Widzew był blisko drugiej porażki z rzędu, ale znów grał do końca i rzutem na taśmę wywalczył punkt. Łódzka drużyna musi jednak poprawić grę i to bardzo.
Na około godzinę przed pierwszym gwizdkiem sędziego poznaliśmy skład Widzewa i dowiedzieliśmy się, co trener Janusz Niedźwiedź miał na myśli mówiąc o problemach, jakie miał w poprzednim tygodniu. W ogóle w kadrze nie było Ernesta Terpiłowskiego oraz Juliusza Letniowskiego. Obaj ostatnio byli w słabszej formie, ale ten pierwszy jest młodzieżowcem i w pierwszym składzie wychodził w jedenastu ostatnich meczach. Trener Widzewa nie zdecydował się wystawić od pierwszej minuty żadnego z młodych graczy. Jedenastkę tworzyli chyba najlepsi w tej chwili piłkarze w kadrze, czym Niedźwiedź udowodnił, że najważniejszy dla niego jest wynik, a nie minuty młodzieżowców. Do składu wrócili Jordi Sanchez oraz Mato Milos. Ławka z kolei nie wyglądała najlepiej.
Widzew wiosną zwyciężył tylko raz i aby cały czas zachować kontakt z czołówką, musiał wygrać w Płocku. Początek meczu należał jednak do gospodarzy, chociaż nie można powiedzieć, że zepchnęli widzewiaków do obrony. Nie mieli też bramkowych okazji. Później gra się wyrównała i Widzew zaczął grać odważniej. Efektem tego była sytuacja z 28. minuty. Po zamieszaniu w polu karnym do piłki dopadł Marek Hanousek i uderzył bardzo mocno, ale bramkarz Wisły odbił piłkę na rzut rożny. Wisła odpowiedziała niedługo potem, kiedy strzelał Kristian Vallo. Henrich Ravas też odbił piłkę na róg.

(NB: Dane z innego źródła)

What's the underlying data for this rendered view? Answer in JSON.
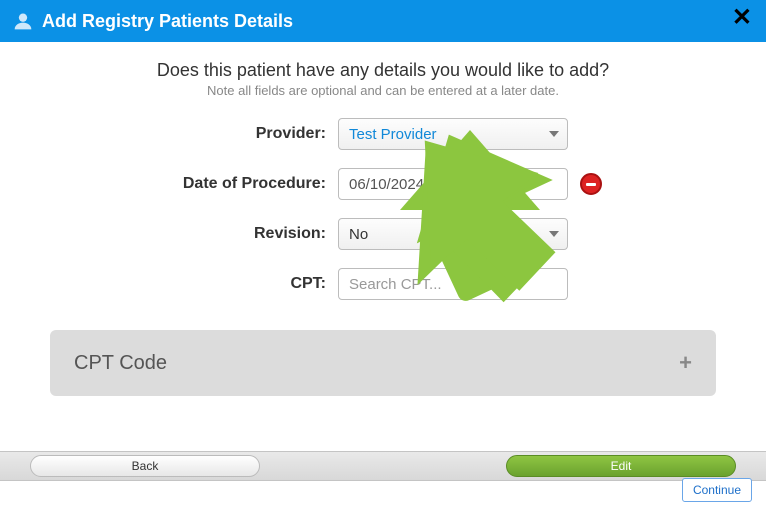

Mecz był bardzo senny. Nie pomagało też to, że stadion był w większości pusty, bo trwa jego budowa, oraz słaby doping kibiców Wisły. To spotkanie bardziej przypominało sparing i to jeszcze na nie najlepszej murawie. Niestety gospodarze lepiej zakończyli pierwszą połowę, bo przejęli inicjatywę i w 40. minucie Henricha Ravasa pokonał Rafał Wolski. Błąd popełnił przede wszystkim Mateusz Żyro, chociaż Słowak też powinien zachować się lepiej. Podobnie, jak Andrejs Ciganiks, który nie zaatakował Mateusza Szwocha, który zaliczył asystę przy bramce.
Po przerwie widzewiacy zaatakowali odważniej, ale lepszą okazję pierwsi stworzyli wiślacy. Na szczęście popsuli bardzo dobrze zapowiadającą się kontrę, bo szli dwóch na jednego. A łodzianie? Starali się, ale wciąż wyglądało to bardzo źle. Każda próba strzału była nieudana, każde dośrodkowanie w pole karne lądowało na głowie któregoś z obrońców. Szarpał aktywny jak zawsze Bartłomiej Pawłowski, ale też brakowało mu dokładności. Na dobrą okazję czekaliśmy aż do 84. minuty, kiedy z dystansu strzelał Juljan Shehu. Piłka leciała w bramkę, tuż przy słupku, ale bramkarz odbił ten strzał.
Można było mieć nadzieję, że na koniec jeszcze rzucą się do ataku, bo sędzia doliczył aż 9 minut. Przecież Widzew lubi i potrafi grać do końca, z całej ligi strzelił najwięcej goli w doliczonym czasie gry. I znów tak było. W 96. minucie w ogromnym zamieszaniu w polu karnym najlepiej zachował się Jordi Sanchez i wbił piłkę do bramki. Widzew uratował w ten sposób jeden punkt.
Ale za tydzień gra z mistrzem Polski Lechem Poznań i szczęście może nie wystarczyć nawet do remisu. Gra Widzewa musi być o wiele lepsza.
Wisła Płock – Widzew Łódź 1:1 (1:0)
1:0 – Wolski 40.
1:1 – Jordi 96.
Wisła: Kamiński – Rzeźniczak, Kapaudi, Chrzanowski – Vallo (80. Sulek), Furman, Leśniak, Tomasik – Szwoch, Śpiączka (80. Sekulski), Wolski (90.+4 Warchoł).
Widzew: Ravas – Stępiński, Szota, Żyro (89. Kreuzriegler) – Milos (79. Zieliński), Hanousek, Kun, Ciganiks (79. Sypek) – Pawłowski, Jordi, Normann Hansen (57. Shehu).